Tuesday, January 31, 2017

Grebeg Sudiro – Sebuah Dialog Budaya

Indonesia adalah sebuah negara multi etnis. Salah satu etnis yang memiliki sejarah panjang di negeri ini adalah etnis tionghoa. Tidak hanya secara ekonomi, budaya –budaya masyarakat peranakan tionghoa mempengaruhi banyak kebudayaan Indonesia. Salah satunya adalah festival Imlek yang diadakan di berbagai daerah dengan kultur budaya tionghoa yang kuat.

Bagi warga solo pasti tidak asing dengan yang namanya Grebeg Sudiro.
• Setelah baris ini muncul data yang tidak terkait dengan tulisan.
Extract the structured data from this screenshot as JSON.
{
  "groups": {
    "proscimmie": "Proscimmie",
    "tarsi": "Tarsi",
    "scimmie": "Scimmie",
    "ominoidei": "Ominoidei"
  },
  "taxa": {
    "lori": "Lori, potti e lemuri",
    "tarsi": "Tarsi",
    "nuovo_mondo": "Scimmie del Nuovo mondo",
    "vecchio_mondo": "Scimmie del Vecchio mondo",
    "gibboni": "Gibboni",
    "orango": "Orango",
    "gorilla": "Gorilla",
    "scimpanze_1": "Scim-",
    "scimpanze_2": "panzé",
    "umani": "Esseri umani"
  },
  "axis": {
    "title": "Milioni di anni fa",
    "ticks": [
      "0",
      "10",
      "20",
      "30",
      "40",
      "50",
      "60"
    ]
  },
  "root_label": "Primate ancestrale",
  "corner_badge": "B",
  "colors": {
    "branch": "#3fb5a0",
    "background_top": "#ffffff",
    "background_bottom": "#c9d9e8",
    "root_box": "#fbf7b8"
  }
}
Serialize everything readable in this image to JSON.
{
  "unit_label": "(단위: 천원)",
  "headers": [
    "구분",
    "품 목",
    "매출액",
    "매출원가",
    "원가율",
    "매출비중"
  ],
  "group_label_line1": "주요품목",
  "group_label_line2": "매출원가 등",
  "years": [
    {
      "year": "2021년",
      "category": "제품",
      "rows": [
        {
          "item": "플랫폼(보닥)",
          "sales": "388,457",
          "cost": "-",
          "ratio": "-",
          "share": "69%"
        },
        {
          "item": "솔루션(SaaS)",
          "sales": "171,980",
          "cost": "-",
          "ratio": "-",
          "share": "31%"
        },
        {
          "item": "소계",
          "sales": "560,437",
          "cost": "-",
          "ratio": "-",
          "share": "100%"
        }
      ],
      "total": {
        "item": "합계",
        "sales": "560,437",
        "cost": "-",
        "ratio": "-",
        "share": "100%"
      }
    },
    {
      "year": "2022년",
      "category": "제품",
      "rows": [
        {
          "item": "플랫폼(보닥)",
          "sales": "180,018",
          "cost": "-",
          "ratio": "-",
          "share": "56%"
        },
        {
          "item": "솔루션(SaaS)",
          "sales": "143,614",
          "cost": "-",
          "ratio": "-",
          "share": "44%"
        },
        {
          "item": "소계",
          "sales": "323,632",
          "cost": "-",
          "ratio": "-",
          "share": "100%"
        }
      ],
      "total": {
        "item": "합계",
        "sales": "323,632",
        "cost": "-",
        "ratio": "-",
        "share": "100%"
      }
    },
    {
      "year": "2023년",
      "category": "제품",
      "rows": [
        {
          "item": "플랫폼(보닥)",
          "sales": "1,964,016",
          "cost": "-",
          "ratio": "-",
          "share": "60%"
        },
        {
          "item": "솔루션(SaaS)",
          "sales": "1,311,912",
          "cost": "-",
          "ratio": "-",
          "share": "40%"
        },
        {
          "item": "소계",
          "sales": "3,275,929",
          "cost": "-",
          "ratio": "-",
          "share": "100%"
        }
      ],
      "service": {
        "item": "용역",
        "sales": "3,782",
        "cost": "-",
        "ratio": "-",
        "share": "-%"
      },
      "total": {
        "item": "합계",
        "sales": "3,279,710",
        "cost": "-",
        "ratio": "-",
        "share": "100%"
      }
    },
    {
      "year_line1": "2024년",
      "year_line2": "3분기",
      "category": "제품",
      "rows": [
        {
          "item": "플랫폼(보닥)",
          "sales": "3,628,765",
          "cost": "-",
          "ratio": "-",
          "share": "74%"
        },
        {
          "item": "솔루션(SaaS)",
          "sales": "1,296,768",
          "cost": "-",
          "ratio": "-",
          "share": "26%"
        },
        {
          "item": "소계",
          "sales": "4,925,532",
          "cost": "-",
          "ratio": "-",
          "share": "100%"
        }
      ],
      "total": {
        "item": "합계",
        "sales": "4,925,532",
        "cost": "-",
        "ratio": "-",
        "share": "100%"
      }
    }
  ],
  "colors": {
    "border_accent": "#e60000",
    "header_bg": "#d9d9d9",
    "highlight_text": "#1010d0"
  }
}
Bagi warga yang dari luar Solo seperti saya, well, perlu browsing dan tanya – tanya dulu. Hehehe.

Jadi apa itu Grebeg Sudiro?
Kalau orang Jawa pasti tahu apa itu grebeg. Grebeg adalah sebuah tradisi bagi masyarakat Jawa untuk menyambut acara-acara besar seperti Maulud Nabi dan Suro (Tahun Baru Jawa). Umumnya acara grebeg diawali dengan doa dan puncak acaranya adalah perebutan gunungan yagn biasanya berisi hasil bumi. Hasil bumi berbentuk gunungan ini biasanya adalah sedekah dari keraton untuk masyarakat sebagai bentuk syukur kepada Tuhan. Masyarakat Jawa, terutama sekitar keraton, percaya bahwa jika kita mendapatkan bagian dari gunungan tersebut (meskipun cuma lidinya saja) bisa mendapatkan berkah tersendiri.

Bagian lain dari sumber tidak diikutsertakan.